Ex-female UNB hockey player's complaint to be heard
Sexual discrimination case to go to Human Rights Commission board of inquiry, judge rules
A former female hockey player with the University of New Brunswick will have her discrimination complaint heard by a board of inquiry, a Court of Queen's Bench judge has ruled.
UNB had tried to stop Sylvia Bryson's sexual discrimination complaint to the Human Rights Commission from being heard.
But Justice Paulette Garnett has dismissed UNB's appeal in a written decision dated April 29.
Bryson, then-head coach Don Davis and Janis Thompson, a volunteer with the program, had all filed human rights complaints against the university after the women's hockey team was downgraded to a club from a program with varsity status in 2008.
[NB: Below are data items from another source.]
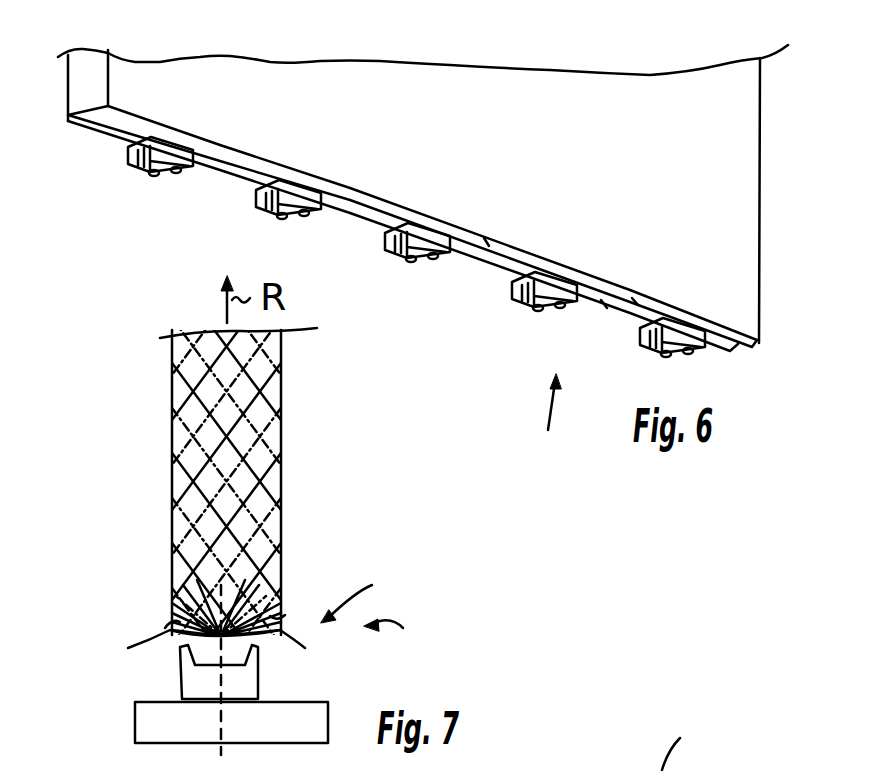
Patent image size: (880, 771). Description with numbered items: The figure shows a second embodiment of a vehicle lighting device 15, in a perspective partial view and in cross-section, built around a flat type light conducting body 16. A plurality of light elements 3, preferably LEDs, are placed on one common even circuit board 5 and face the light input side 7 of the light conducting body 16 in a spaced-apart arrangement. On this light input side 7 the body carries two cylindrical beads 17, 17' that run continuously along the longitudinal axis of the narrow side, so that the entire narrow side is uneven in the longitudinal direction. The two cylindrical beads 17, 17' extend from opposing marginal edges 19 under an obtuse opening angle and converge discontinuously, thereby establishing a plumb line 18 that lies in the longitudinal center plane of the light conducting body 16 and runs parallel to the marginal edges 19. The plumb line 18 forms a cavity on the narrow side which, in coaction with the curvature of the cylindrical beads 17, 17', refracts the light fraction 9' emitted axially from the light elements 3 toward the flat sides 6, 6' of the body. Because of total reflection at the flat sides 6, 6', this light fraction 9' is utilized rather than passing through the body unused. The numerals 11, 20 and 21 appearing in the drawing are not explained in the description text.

In FIG. 6, the light elements 3 is at (403, 263).
In FIG. 7, the light elements 3 is at (257, 685).
In FIG. 7, the circuit board 5 is at (135, 729).
In FIG. 7, the flat side 6 is at (197, 436).
In FIG. 6, the flat side 6' is at (412, 228).
In FIG. 7, the flat side 6' is at (260, 436).
In FIG. 7, the light input side 7 is at (358, 593).
In FIG. 7, the light fraction 9' is at (224, 481).
In FIG. 7, the guide element 11 is at (273, 758).
In FIG. 6, the lighting device 15 is at (558, 425).
In FIG. 7, the lighting device 15 is at (400, 642).
In FIG. 6, the flat type light conducting body 16 is at (500, 97).
In FIG. 7, the flat type light conducting body 16 is at (282, 377).
In FIG. 6, the cylindrical bead 17 is at (587, 340).
In FIG. 7, the cylindrical bead 17 is at (134, 617).
In FIG. 6, the cylindrical bead 17' is at (619, 344).
In FIG. 7, the cylindrical bead 17' is at (308, 583).
In FIG. 7, the plumb line 18 is at (221, 635).
In FIG. 6, the marginal edges 19 is at (487, 241).
In FIG. 7, the marginal edges 19 is at (208, 654).
In FIG. 7, the element 20 is at (688, 736).
In FIG. 7, the element 21 is at (371, 760).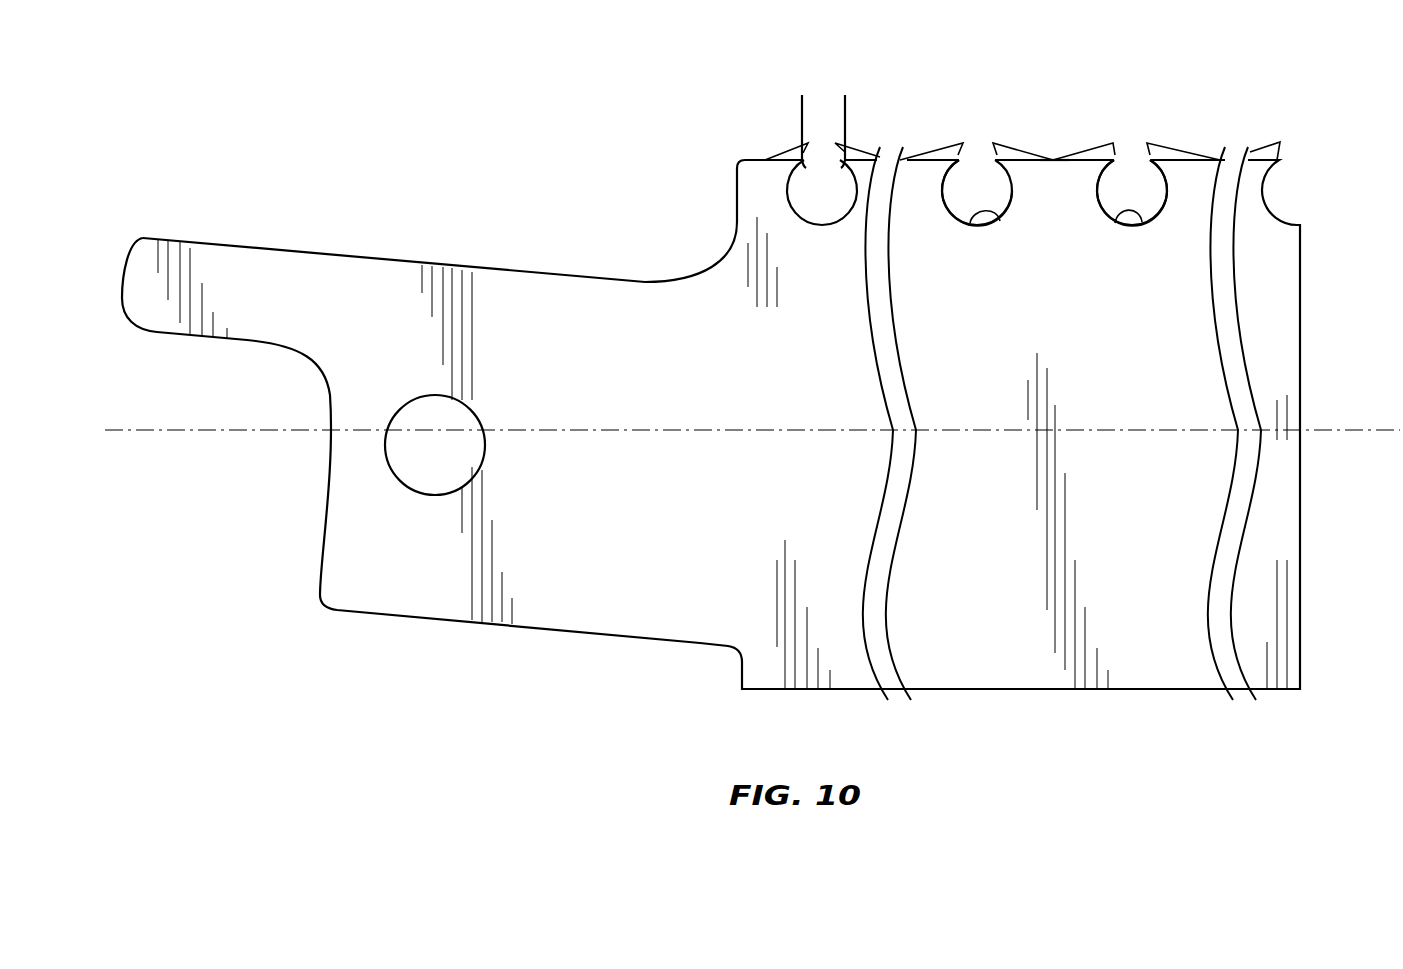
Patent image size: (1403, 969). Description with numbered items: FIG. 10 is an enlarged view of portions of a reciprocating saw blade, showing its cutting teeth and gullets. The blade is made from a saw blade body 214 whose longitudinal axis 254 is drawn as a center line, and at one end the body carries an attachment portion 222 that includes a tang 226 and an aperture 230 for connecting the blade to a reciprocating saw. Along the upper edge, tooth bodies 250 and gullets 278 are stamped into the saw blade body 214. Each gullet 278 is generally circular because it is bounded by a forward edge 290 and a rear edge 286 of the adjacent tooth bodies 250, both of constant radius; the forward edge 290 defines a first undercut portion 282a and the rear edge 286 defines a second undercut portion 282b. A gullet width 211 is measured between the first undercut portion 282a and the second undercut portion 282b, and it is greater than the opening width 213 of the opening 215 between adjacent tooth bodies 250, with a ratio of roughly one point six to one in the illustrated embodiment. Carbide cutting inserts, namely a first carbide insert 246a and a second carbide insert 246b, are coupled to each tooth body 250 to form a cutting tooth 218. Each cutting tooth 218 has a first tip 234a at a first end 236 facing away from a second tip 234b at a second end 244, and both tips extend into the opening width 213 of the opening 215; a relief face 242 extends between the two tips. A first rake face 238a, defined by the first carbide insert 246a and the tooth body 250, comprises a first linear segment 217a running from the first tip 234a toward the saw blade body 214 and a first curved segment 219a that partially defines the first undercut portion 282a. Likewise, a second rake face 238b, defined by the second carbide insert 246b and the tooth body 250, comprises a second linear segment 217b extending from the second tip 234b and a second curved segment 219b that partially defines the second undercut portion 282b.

The attachment portion 222 is at (490, 148).
The saw blade body 214 is at (1140, 628).
The tang 226 is at (215, 292).
The aperture 230 is at (440, 490).
The longitudinal axis 254 is at (1325, 424).
The opening 215 is at (820, 176).
The opening width 213 is at (888, 108).
The gullet width 211 is at (858, 263).
The gullet 278 is at (825, 223).
The first carbide cutting insert 246a is at (1158, 150).
The second carbide cutting insert 246b is at (787, 148).
The first linear segment 217a is at (1003, 163).
The second linear segment 217b is at (1105, 163).
The first curved segment 219a is at (998, 183).
The second curved segment 219b is at (1100, 183).
The first tip 234a is at (993, 147).
The second tip 234b is at (1118, 147).
The cutting tooth 218 is at (1026, 95).
The relief face 242 is at (1057, 139).
The tooth body 250 is at (1037, 198).
The first rake face 238a is at (963, 197).
The second rake face 238b is at (1147, 197).
The first undercut portion 282a is at (970, 222).
The second undercut portion 282b is at (1139, 227).
The first end 236 is at (991, 240).
The forward edge 290 is at (1013, 207).
The rear edge 286 is at (1098, 205).
The second end 244 is at (1108, 238).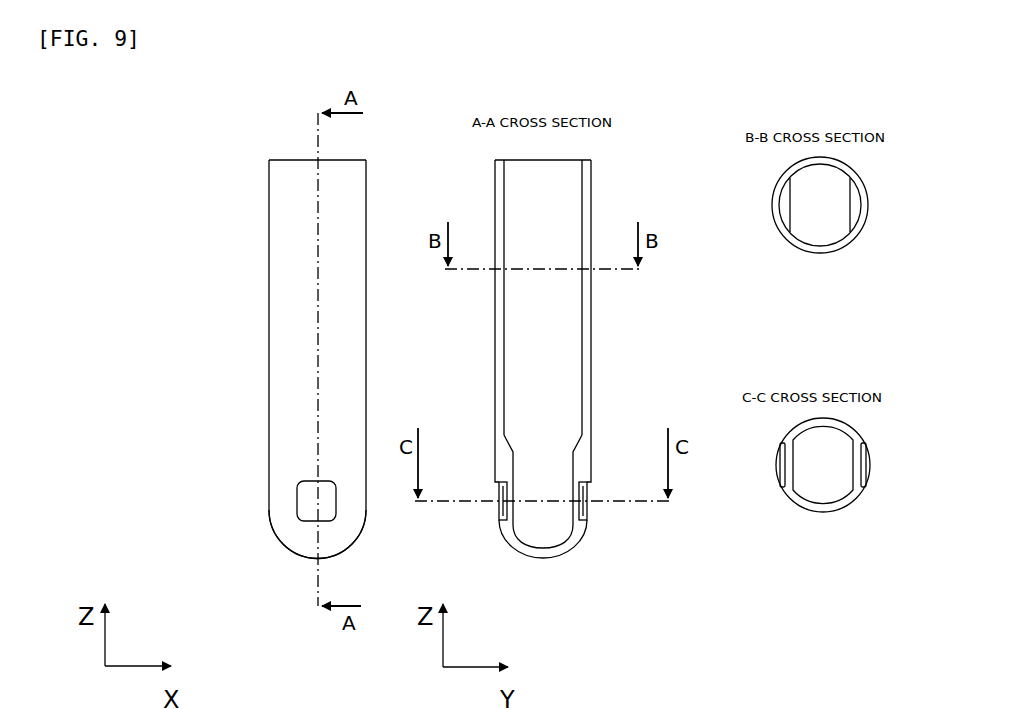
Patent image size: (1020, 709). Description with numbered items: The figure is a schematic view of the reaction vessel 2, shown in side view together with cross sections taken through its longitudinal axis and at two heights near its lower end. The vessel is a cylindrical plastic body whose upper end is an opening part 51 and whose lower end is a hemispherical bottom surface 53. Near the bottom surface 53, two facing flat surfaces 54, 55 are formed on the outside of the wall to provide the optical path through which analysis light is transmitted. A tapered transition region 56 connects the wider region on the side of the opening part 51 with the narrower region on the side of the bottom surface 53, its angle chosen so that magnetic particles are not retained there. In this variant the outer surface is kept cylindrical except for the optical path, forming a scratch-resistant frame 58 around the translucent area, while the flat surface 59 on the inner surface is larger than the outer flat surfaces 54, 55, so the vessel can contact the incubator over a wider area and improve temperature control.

The reaction vessel 2 is at (292, 352).
The opening part 51 is at (345, 160).
The bottom surface 53 is at (283, 548).
The flat surface 54 is at (500, 510).
The flat surface 55 is at (587, 512).
The transition region 56 is at (510, 445).
The scratch-resistant frame 58 is at (588, 467).
The flat surface on inner surface 59 is at (570, 495).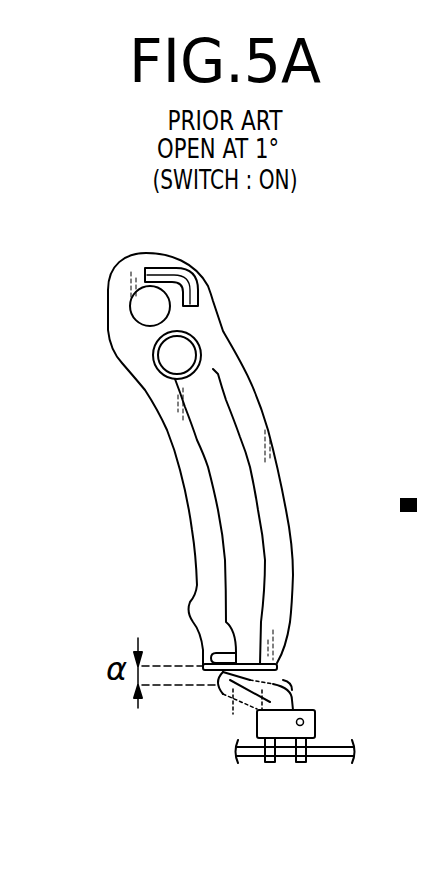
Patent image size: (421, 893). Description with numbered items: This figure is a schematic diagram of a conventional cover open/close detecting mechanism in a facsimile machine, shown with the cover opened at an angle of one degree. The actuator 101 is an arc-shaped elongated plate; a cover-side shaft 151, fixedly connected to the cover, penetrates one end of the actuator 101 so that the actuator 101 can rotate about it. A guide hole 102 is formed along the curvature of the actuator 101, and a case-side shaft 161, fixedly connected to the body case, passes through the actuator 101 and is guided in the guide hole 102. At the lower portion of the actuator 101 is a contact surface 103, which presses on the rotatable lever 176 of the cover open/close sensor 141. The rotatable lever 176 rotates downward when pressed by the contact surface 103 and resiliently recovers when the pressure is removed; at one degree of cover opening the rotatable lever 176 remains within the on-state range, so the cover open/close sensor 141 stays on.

The actuator 101 is at (228, 360).
The guide hole 102 is at (225, 460).
The contact surface 103 is at (282, 677).
The cover open/close sensor 141 is at (316, 721).
The cover-side shaft 151 is at (146, 302).
The case-side shaft 161 is at (168, 357).
The rotatable lever 176 is at (237, 698).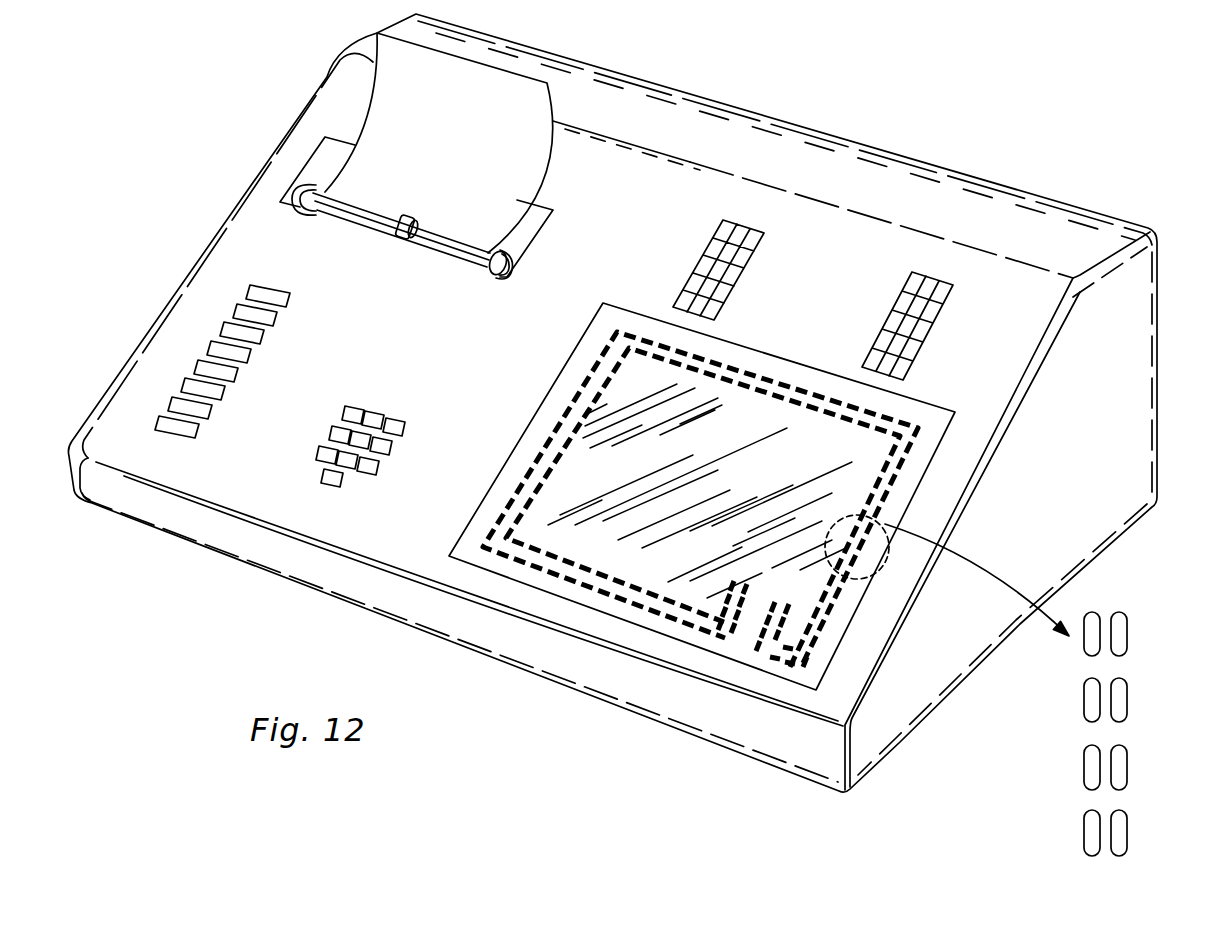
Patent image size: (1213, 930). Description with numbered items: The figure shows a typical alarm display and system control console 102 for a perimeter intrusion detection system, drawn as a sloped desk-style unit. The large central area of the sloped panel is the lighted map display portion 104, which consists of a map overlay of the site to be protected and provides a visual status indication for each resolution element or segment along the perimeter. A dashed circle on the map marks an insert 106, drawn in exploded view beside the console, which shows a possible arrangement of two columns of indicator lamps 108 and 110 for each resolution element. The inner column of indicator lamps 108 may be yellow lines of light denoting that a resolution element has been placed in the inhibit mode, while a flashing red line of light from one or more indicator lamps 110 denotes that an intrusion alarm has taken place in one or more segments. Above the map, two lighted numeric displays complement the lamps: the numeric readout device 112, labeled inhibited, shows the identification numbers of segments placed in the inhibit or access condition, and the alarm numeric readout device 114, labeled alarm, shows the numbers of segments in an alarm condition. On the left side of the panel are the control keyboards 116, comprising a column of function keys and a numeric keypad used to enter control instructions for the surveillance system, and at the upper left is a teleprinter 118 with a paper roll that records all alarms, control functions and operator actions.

The display and control console 102 is at (1147, 373).
The lighted map display portion 104 is at (580, 595).
The insert 106 is at (850, 578).
The indicator lamps 108 is at (1088, 698).
The indicator lamps 110 is at (1122, 757).
The numeric readout device 112 is at (900, 300).
The alarm numeric readout device 114 is at (713, 240).
The control keyboards 116 is at (183, 433).
The teleprinter 118 is at (380, 130).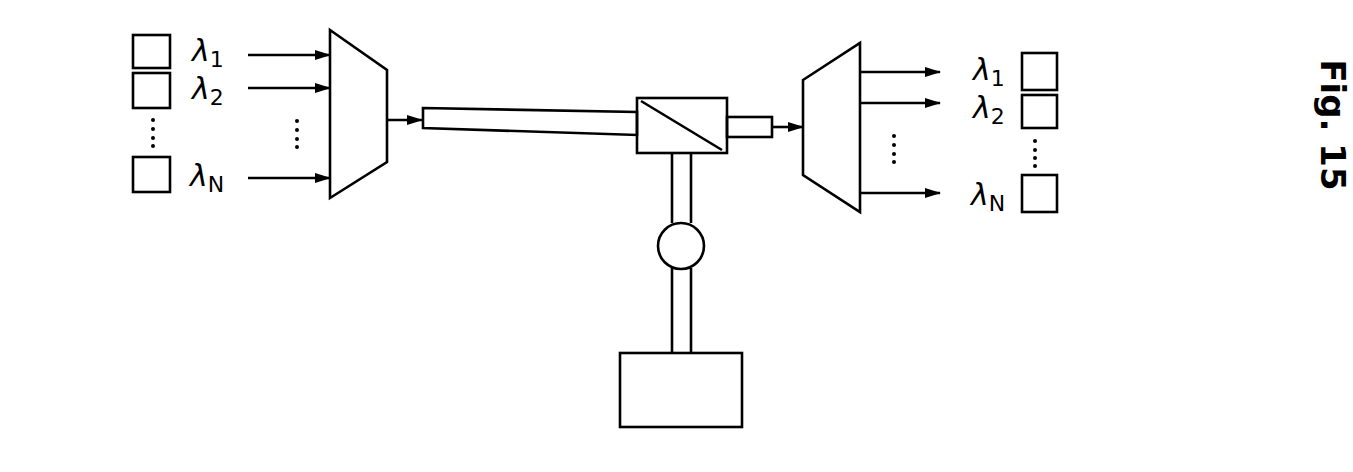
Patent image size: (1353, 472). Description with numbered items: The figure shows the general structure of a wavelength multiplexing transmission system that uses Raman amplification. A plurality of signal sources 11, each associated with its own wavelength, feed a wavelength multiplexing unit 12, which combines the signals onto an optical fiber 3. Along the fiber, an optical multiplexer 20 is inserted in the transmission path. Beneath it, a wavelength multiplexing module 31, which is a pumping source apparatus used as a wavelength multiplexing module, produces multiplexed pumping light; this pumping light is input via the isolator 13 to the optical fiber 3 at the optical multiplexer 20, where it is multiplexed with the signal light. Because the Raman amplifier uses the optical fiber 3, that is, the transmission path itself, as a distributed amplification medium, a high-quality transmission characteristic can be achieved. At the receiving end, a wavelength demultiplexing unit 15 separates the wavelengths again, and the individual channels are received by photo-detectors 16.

The signal sources 11 is at (133, 45).
The wavelength multiplexing unit 12 is at (357, 182).
The optical fiber 3 is at (472, 118).
The optical multiplexer 20 is at (690, 107).
The isolator 13 is at (693, 244).
The wavelength multiplexing module 31 is at (681, 390).
The wavelength demultiplexing unit 15 is at (827, 195).
The photo-detectors 16 is at (1057, 70).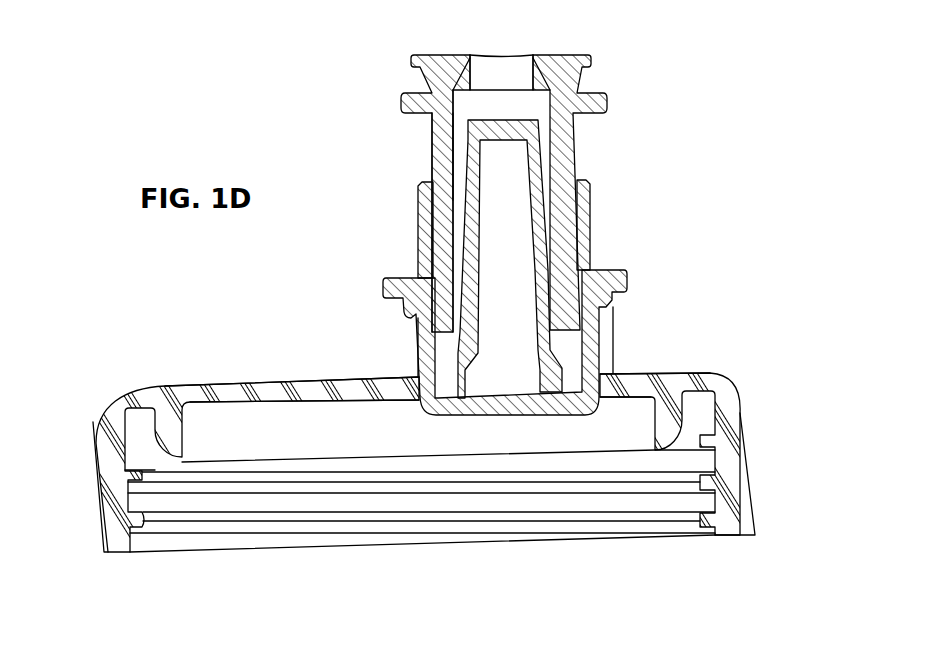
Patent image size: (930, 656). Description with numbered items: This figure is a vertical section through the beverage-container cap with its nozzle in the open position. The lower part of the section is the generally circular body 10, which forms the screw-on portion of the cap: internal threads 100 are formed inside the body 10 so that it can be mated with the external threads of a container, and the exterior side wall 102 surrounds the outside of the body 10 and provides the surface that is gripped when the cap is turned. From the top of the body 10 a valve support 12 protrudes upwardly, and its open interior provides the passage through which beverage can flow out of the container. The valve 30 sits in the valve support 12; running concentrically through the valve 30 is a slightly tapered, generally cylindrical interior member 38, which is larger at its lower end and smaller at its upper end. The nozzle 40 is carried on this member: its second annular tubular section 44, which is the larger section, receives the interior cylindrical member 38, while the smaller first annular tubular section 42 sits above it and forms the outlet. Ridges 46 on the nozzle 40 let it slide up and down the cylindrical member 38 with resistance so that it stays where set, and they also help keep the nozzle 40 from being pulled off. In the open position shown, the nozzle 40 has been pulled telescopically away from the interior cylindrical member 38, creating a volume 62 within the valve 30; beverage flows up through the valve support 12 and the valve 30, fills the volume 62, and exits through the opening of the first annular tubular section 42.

That decision cost the team most of its funding and its ability to play in the Atlantic University Sport conference or the Canadian Interuniversity Sports national championships.
Bryson, Davis and Thompson complained UNB had discriminated against the women's hockey team on the basis of sex.
In 2011, the Human Rights Commission decided to forward the complaints to a board of inquiry. UNB filed an appeal to stop the inquiry.
Two years later, Garnett has ruled on the appeal.
"The application by UNB in the Bryson complaint is dismissed," she states in her 20-page decision.
The complaints by the coach and volunteer, however, have been quashed because "the record does not reveal an arguable case," Garnett states.
UNB argued that neither complainant were "aggrieved persons" under the act and the judge agreed.